Initial claims for state jobless benefits fell 10,000 to a seasonally adjusted 316,000, the Labor Department said on Wednesday. The second straight week of declines defied economists’ expectations for a rise in claims to 330,000 and raised hopes for strong payroll growth in November.
“We are at a level that, if sustained, would point to solid job gains ahead. There is also a good chance that the October payroll gain may not have been an aberration,” said Joel Naroff, chief economist at Naroff Economic Advisors in Holland, Pennsylvania.
Employers added 204,000 new jobs to their payrolls last month, far more than expected, fanning speculation that the U.S. Federal Reserve might start to wind down its economic stimulus sooner rather than later.
The improving labor market tone has helped to boost consumer sentiment. The Thomson Reuters/University of Michigan’s final reading on the overall index on consumer sentiment increased to 75.1 for November, up from a final reading of 73.2 in October.
The preliminary November reading of the overall index was reported at 72.0 earlier this month.
But while the labor market picture is firming, businesses appear to be cautious about investment spending.
A separate report from the Commerce Department showed non-defense capital goods orders excluding aircraft, a closely watched proxy for business spending plans, dropped 1.2 percent last month.
It was the second monthly decrease in these so-called core capital goods. The data surprised Wall Street economists who had expected a gain, partly because private surveys of national factory activity had shown strength in October.
“The picture of manufacturing strength from survey data is not being captured in the government-collected data on new orders and this divergence is a puzzle,” said John Ryding, chief economist at RDQ Economics in New York.
Nevertheless, the latest report suggested some ebbing in the factory sector’s momentum, and hinted that a 16-day partial government shutdown last month hurt business confidence.
Shipments of core capital goods, used to calculate equipment spending for the government’s measure of gross domestic product, fell 0.2 percent for a second consecutive month.
The drop suggested investment in equipment would probably not rise much this quarter after falling in the third quarter for the first time in a year.
Economists at Morgan Stanley trimmed their fourth-quarter GDP growth estimate by two-tenths of a percentage point to 1.2 percent on the data. Barclays lowered its forecast to 1.7 percent from 1.8 percent.
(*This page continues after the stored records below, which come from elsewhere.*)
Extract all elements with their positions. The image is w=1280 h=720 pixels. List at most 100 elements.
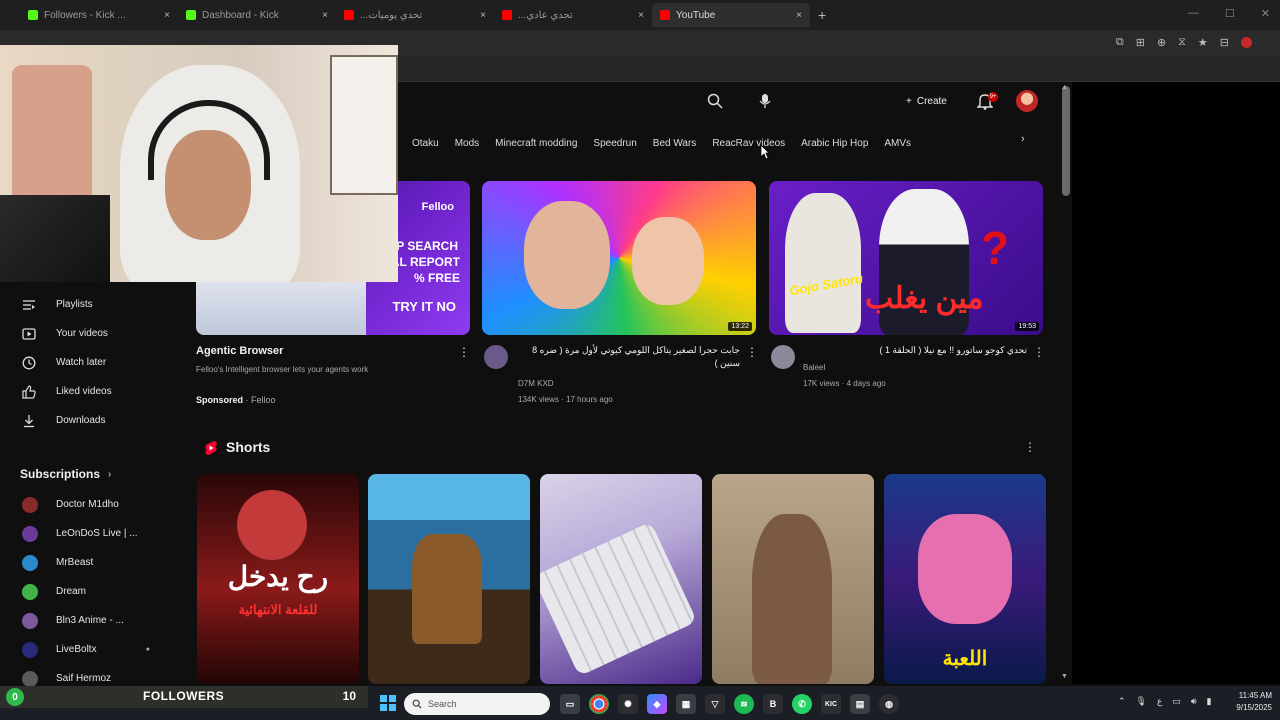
vlc-icon[interactable]: ▽ [705, 694, 725, 714]
subscription-item[interactable]: LiveBoltx ● [0, 635, 190, 664]
channel-avatar [22, 641, 38, 658]
tab-close-icon[interactable]: × [638, 10, 644, 21]
search-icon[interactable] [707, 93, 723, 109]
video-title[interactable]: Agentic Browser [196, 345, 283, 357]
chip[interactable]: Mods [447, 133, 487, 153]
subscription-item[interactable]: Doctor M1dho [0, 490, 190, 519]
face-left [524, 201, 610, 309]
shorts-more-options-icon[interactable]: ⋮ [1024, 440, 1036, 454]
short-card[interactable] [712, 474, 874, 684]
taskbar-search[interactable]: Search [404, 693, 550, 715]
start-tile [389, 695, 396, 702]
live-indicator-icon: ● [145, 646, 150, 653]
sidebar-item-liked-videos[interactable]: Liked videos [0, 377, 190, 406]
sidebar-item-your-videos[interactable]: Your videos [0, 319, 190, 348]
video-title[interactable]: جابت حجرا لصغير يتاكل اللومي كيوتي لأول … [514, 344, 740, 372]
extension-icon[interactable]: ⊞ [1136, 36, 1145, 49]
browser-tab[interactable]: ...تحدي عادي × [494, 3, 652, 27]
store-icon[interactable]: ▤ [850, 694, 870, 714]
task-view-icon[interactable]: ▭ [560, 694, 580, 714]
browser-tab[interactable]: Dashboard - Kick × [178, 3, 336, 27]
chip[interactable]: Arabic Hip Hop [793, 133, 876, 153]
sidebar-item-playlists[interactable]: Playlists [0, 290, 190, 319]
windows-start-icon[interactable] [380, 695, 396, 711]
mic-tray-icon[interactable]: 🎙︎ [1136, 696, 1147, 707]
more-options-icon[interactable]: ⋮ [458, 345, 470, 359]
tab-close-icon[interactable]: × [322, 10, 328, 21]
copilot-icon[interactable]: ◆ [647, 694, 667, 714]
chevron-up-icon[interactable]: ⌃ [1118, 696, 1126, 707]
chrome-icon[interactable] [589, 694, 609, 714]
sidebar-item-watch-later[interactable]: Watch later [0, 348, 190, 377]
bookmark-star-icon[interactable]: ★ [1198, 36, 1208, 49]
subscription-item[interactable]: Bln3 Anime - ... [0, 606, 190, 635]
minimize-icon[interactable]: — [1188, 7, 1199, 20]
chip[interactable]: Bed Wars [645, 133, 705, 153]
extension-icon[interactable]: ⧉ [1116, 36, 1124, 49]
video-title[interactable]: تحدي كوجو ساتورو !! مع نيلا ( الحلقة 1 ) [801, 344, 1028, 358]
sidebar-item-label: Downloads [56, 415, 106, 426]
chips-next-icon[interactable]: › [1021, 133, 1025, 145]
account-avatar[interactable] [1016, 90, 1038, 112]
browser-tab-active[interactable]: YouTube × [652, 3, 810, 27]
page-scrollbar-thumb[interactable] [1062, 86, 1070, 196]
channel-avatar[interactable] [771, 345, 795, 369]
spotify-icon[interactable]: ≋ [734, 694, 754, 714]
app-icon[interactable]: KIC [821, 694, 841, 714]
create-button[interactable]: + Create [898, 90, 964, 112]
obs-icon[interactable]: ◍ [879, 694, 899, 714]
subscription-item[interactable]: LeOnDoS Live | ... [0, 519, 190, 548]
tab-close-icon[interactable]: × [164, 10, 170, 21]
followers-goal-bar: 0 FOLLOWERS 10 [0, 686, 368, 708]
browser-tab[interactable]: Followers - Kick ... × [20, 3, 178, 27]
short-card[interactable]: اللعبة [884, 474, 1046, 684]
whatsapp-icon[interactable]: ✆ [792, 694, 812, 714]
short-card[interactable]: رح يدخل للقلعة الانتهائية [197, 474, 359, 684]
video-card[interactable]: ? Gojo Satoru مين يغلب 19:53 تحدي كوجو س… [769, 181, 1045, 411]
extension-icon[interactable]: ⊕ [1157, 36, 1166, 49]
volume-icon[interactable]: 🔊︎ [1191, 696, 1197, 707]
tab-close-icon[interactable]: × [480, 10, 486, 21]
start-tile [380, 704, 387, 711]
more-options-icon[interactable]: ⋮ [1033, 345, 1045, 359]
display-icon[interactable]: ▭ [1172, 696, 1181, 707]
short-card[interactable] [540, 474, 702, 684]
record-icon[interactable] [1241, 37, 1252, 48]
more-options-icon[interactable]: ⋮ [746, 345, 758, 359]
video-thumbnail[interactable]: 13:22 [482, 181, 756, 335]
sidebar-item-downloads[interactable]: Downloads [0, 406, 190, 435]
subscription-item[interactable]: MrBeast [0, 548, 190, 577]
language-indicator[interactable]: ع [1157, 696, 1162, 707]
scroll-up-icon[interactable]: ▲ [1061, 84, 1071, 91]
close-window-icon[interactable]: ✕ [1261, 7, 1270, 20]
advertiser-name[interactable]: Felloo [251, 395, 276, 405]
channel-name[interactable]: D7M KXD [518, 379, 554, 388]
ad-thumb-image [196, 281, 366, 335]
app-icon[interactable]: ▦ [676, 694, 696, 714]
chip[interactable]: ReacRav videos [704, 133, 793, 153]
chatgpt-icon[interactable]: ✺ [618, 694, 638, 714]
video-thumbnail[interactable]: ? Gojo Satoru مين يغلب 19:53 [769, 181, 1043, 335]
tab-close-icon[interactable]: × [796, 10, 802, 21]
maximize-icon[interactable]: ☐ [1225, 7, 1235, 20]
extensions-menu-icon[interactable]: ⊟ [1220, 36, 1229, 49]
chip[interactable]: Speedrun [585, 133, 644, 153]
video-card[interactable]: 13:22 جابت حجرا لصغير يتاكل اللومي كيوتي… [482, 181, 758, 411]
extension-icon[interactable]: ⧖ [1178, 36, 1186, 49]
chip[interactable]: Minecraft modding [487, 133, 585, 153]
subscription-item[interactable]: Dream [0, 577, 190, 606]
scroll-down-icon[interactable]: ▼ [1061, 673, 1071, 680]
mic-icon[interactable] [758, 93, 772, 109]
taskbar-clock[interactable]: 11:45 AM 9/15/2025 [1226, 690, 1272, 714]
battery-icon[interactable]: ▮ [1207, 696, 1212, 707]
channel-name[interactable]: Baleel [803, 363, 825, 372]
playlists-icon [23, 299, 35, 310]
b-app-icon[interactable]: B [763, 694, 783, 714]
new-tab-button[interactable]: + [818, 7, 826, 23]
chip[interactable]: Otaku [404, 133, 447, 153]
chip[interactable]: AMVs [876, 133, 919, 153]
subscriptions-heading[interactable]: Subscriptions › [20, 467, 111, 481]
short-card[interactable] [368, 474, 530, 684]
channel-avatar[interactable] [484, 345, 508, 369]
browser-tab[interactable]: ...تحدي يوميات × [336, 3, 494, 27]
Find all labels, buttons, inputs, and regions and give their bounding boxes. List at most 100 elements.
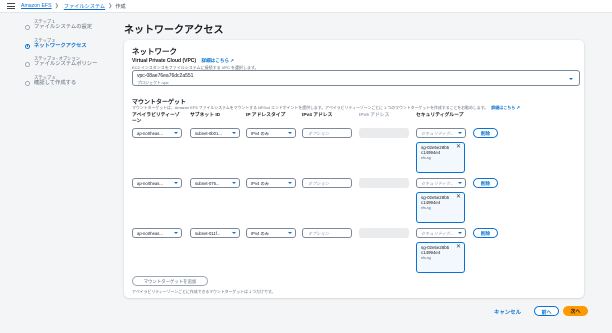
- menu-icon[interactable]: [6, 2, 16, 10]
- remove-button[interactable]: 削除: [473, 128, 498, 138]
- caret-down-icon: [458, 132, 462, 134]
- caret-down-icon: [288, 132, 292, 134]
- ipv4-address-input[interactable]: オプション: [302, 128, 352, 138]
- wizard-steps: ステップ 1 ファイルシステムの設定 ステップ 2 ネットワークアクセス ステッ…: [25, 19, 115, 93]
- remove-button[interactable]: 削除: [473, 228, 498, 238]
- wizard-step-2[interactable]: ステップ 2 ネットワークアクセス: [25, 38, 115, 50]
- column-header-ip-type: IP アドレスタイプ: [246, 113, 286, 118]
- security-group-placeholder: セキュリティグ...: [421, 131, 454, 136]
- vpc-select-value: vpc-08ae76ea76dc2a551: [137, 73, 194, 79]
- close-icon[interactable]: ✕: [456, 244, 461, 251]
- add-mount-target-note: アベイラビリティーゾーンごとに作成できるマウントターゲットは 1 つだけです。: [132, 289, 276, 294]
- security-group-id: sg-02e5e28b5c14994e4: [421, 245, 450, 256]
- close-icon[interactable]: ✕: [456, 144, 461, 151]
- wizard-step-4[interactable]: ステップ 4 確認して作成する: [25, 75, 115, 87]
- security-group-select[interactable]: セキュリティグ...: [416, 228, 466, 238]
- cancel-button[interactable]: キャンセル: [494, 308, 521, 316]
- ip-type-select-value: IPv4 のみ: [251, 181, 269, 186]
- step-indicator-icon: [25, 80, 30, 86]
- subnet-select-value: subnet-0b01...: [195, 131, 222, 136]
- vpc-info-link[interactable]: 詳細はこちら↗: [201, 58, 233, 63]
- step-title: ネットワークアクセス: [34, 42, 87, 49]
- mount-targets-info-link[interactable]: 詳細はこちら↗: [491, 105, 520, 110]
- wizard-step-3[interactable]: ステップ 3 - オプション ファイルシステムポリシー: [25, 56, 115, 68]
- chevron-right-icon: ❯: [108, 3, 113, 9]
- caret-down-icon: [569, 77, 573, 80]
- breadcrumb-link-efs[interactable]: Amazon EFS: [21, 3, 52, 9]
- az-select[interactable]: ap-northeas...: [132, 228, 182, 238]
- caret-down-icon: [458, 182, 462, 184]
- step-indicator-icon: [25, 25, 30, 30]
- column-header-ipv6: IPv6 アドレス: [359, 113, 390, 118]
- subnet-select[interactable]: subnet-011f...: [190, 228, 240, 238]
- az-select-value: ap-northeas...: [137, 131, 163, 136]
- info-link-text: 詳細はこちら: [491, 105, 516, 110]
- security-group-token: sg-02e5e28b5c14994e4 efs-sg ✕: [416, 142, 465, 173]
- subnet-select-value: subnet-011f...: [195, 231, 221, 236]
- subnet-select[interactable]: subnet-0b01...: [190, 128, 240, 138]
- ip-type-select[interactable]: IPv4 のみ: [246, 228, 296, 238]
- add-mount-target-button[interactable]: マウントターゲットを追加: [132, 276, 208, 286]
- caret-down-icon: [232, 132, 236, 134]
- breadcrumb-bar: Amazon EFS ❯ ファイルシステム ❯ 作成: [0, 0, 612, 13]
- security-group-placeholder: セキュリティグ...: [421, 231, 454, 236]
- az-select-value: ap-northeas...: [137, 181, 163, 186]
- wizard-step-1[interactable]: ステップ 1 ファイルシステムの設定: [25, 19, 115, 31]
- security-group-select[interactable]: セキュリティグ...: [416, 128, 466, 138]
- step-title: ファイルシステムの設定: [34, 24, 93, 30]
- ip-type-select-value: IPv4 のみ: [251, 131, 269, 136]
- ipv4-address-input[interactable]: オプション: [302, 178, 352, 188]
- caret-down-icon: [232, 232, 236, 234]
- previous-button[interactable]: 前へ: [534, 306, 559, 316]
- caret-down-icon: [174, 232, 178, 234]
- page-title: ネットワークアクセス: [124, 25, 224, 36]
- breadcrumb-link-filesystems[interactable]: ファイルシステム: [64, 3, 105, 10]
- ip-type-select-value: IPv4 のみ: [251, 231, 269, 236]
- subnet-select-value: subnet-076...: [195, 181, 220, 186]
- step-title: 確認して作成する: [34, 79, 77, 86]
- section-title: ネットワーク: [132, 47, 177, 56]
- security-group-token: sg-02e5e28b5c14994e4 efs-sg ✕: [416, 242, 465, 273]
- az-select[interactable]: ap-northeas...: [132, 128, 182, 138]
- vpc-select-name: プロジェクト-vpc: [137, 80, 169, 85]
- security-group-name: efs-sg: [421, 156, 431, 161]
- security-group-id: sg-02e5e28b5c14994e4: [421, 145, 450, 156]
- caret-down-icon: [288, 232, 292, 234]
- vpc-label-text: Virtual Private Cloud (VPC): [132, 58, 197, 64]
- security-group-placeholder: セキュリティグ...: [421, 181, 454, 186]
- vpc-select[interactable]: vpc-08ae76ea76dc2a551 プロジェクト-vpc: [132, 70, 580, 86]
- subnet-select[interactable]: subnet-076...: [190, 178, 240, 188]
- ipv6-address-input: [359, 228, 409, 238]
- caret-down-icon: [174, 132, 178, 134]
- step-title: ファイルシステムポリシー: [34, 61, 98, 67]
- ip-type-select[interactable]: IPv4 のみ: [246, 128, 296, 138]
- caret-down-icon: [174, 182, 178, 184]
- column-header-ipv4: IPv4 アドレス: [302, 113, 333, 118]
- ipv6-address-input: [359, 178, 409, 188]
- step-indicator-icon: [25, 43, 30, 49]
- column-header-az: アベイラビリティーゾ ーン: [132, 113, 180, 124]
- network-card: ネットワーク Virtual Private Cloud (VPC) 詳細はこち…: [124, 40, 584, 298]
- caret-down-icon: [232, 182, 236, 184]
- column-header-security-group: セキュリティグループ: [416, 113, 464, 118]
- step-indicator-icon: [25, 62, 30, 67]
- ipv6-address-input: [359, 128, 409, 138]
- info-link-text: 詳細はこちら: [201, 58, 230, 63]
- close-icon[interactable]: ✕: [456, 194, 461, 201]
- vpc-label: Virtual Private Cloud (VPC) 詳細はこちら↗: [132, 58, 234, 64]
- breadcrumb-current: 作成: [115, 3, 126, 10]
- security-group-name: efs-sg: [421, 206, 431, 211]
- caret-down-icon: [288, 182, 292, 184]
- column-header-subnet: サブネット ID: [190, 113, 221, 118]
- next-button[interactable]: 次へ: [563, 306, 588, 316]
- chevron-right-icon: ❯: [54, 3, 59, 9]
- remove-button[interactable]: 削除: [473, 178, 498, 188]
- external-link-icon: ↗: [230, 58, 234, 63]
- mount-targets-description-text: マウントターゲットは、Amazon EFS ファイルシステムをマウントする NF…: [132, 105, 489, 110]
- security-group-select[interactable]: セキュリティグ...: [416, 178, 466, 188]
- mount-targets-description: マウントターゲットは、Amazon EFS ファイルシステムをマウントする NF…: [132, 105, 520, 111]
- ipv4-address-input[interactable]: オプション: [302, 228, 352, 238]
- az-select[interactable]: ap-northeas...: [132, 178, 182, 188]
- ip-type-select[interactable]: IPv4 のみ: [246, 178, 296, 188]
- caret-down-icon: [458, 232, 462, 234]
“Investment has slowed, but it’s going to be temporary,” said Ryan Sweet, a senior economist at Moody’s Analytics in West Chester, Pennsylvania. “As long as there is no policy misstep, we will start to see investment pick up.”
The report showed overall orders for durable goods - items from toasters to aircraft that are meant to last at least three years - fell 2 percent, largely because demand for civilian and defense aircraft tumbled.
Durable goods orders had increased 4.1 percent in September.
A fourth report showed some easing in the pace of factory activity in the Midwest this month, although it remained strong and showed factory employment surged to a one-year high.
The Institute for Supply Management-Chicago business barometer fell to 63.0 from 65.9 in October. A reading above 50 indicates expansion in the regional economy, which is dominated by automobile production.
Along with the drop in new claims for jobless benefits, the data helped lift stocks on Wall Street in light trading ahead of Thursday’s Thanksgiving holiday. U.S. Treasury debt prices fell, while the dollar rose marginally against a basket of currencies.
A number of other regional factory reports for November had suggested the sector had taken a step back, and even the reading for the Midwest showed weaker new orders and order backlogs.
Economists say a strong inventory build-up in the third quarter is likely weighing on activity.
“Businesses were caught off guard by the softening in demand. Some of the build-up in inventories was unwanted, so that is going to lead to weak production early this quarter,” said Moody’s Analytics’ Sweet.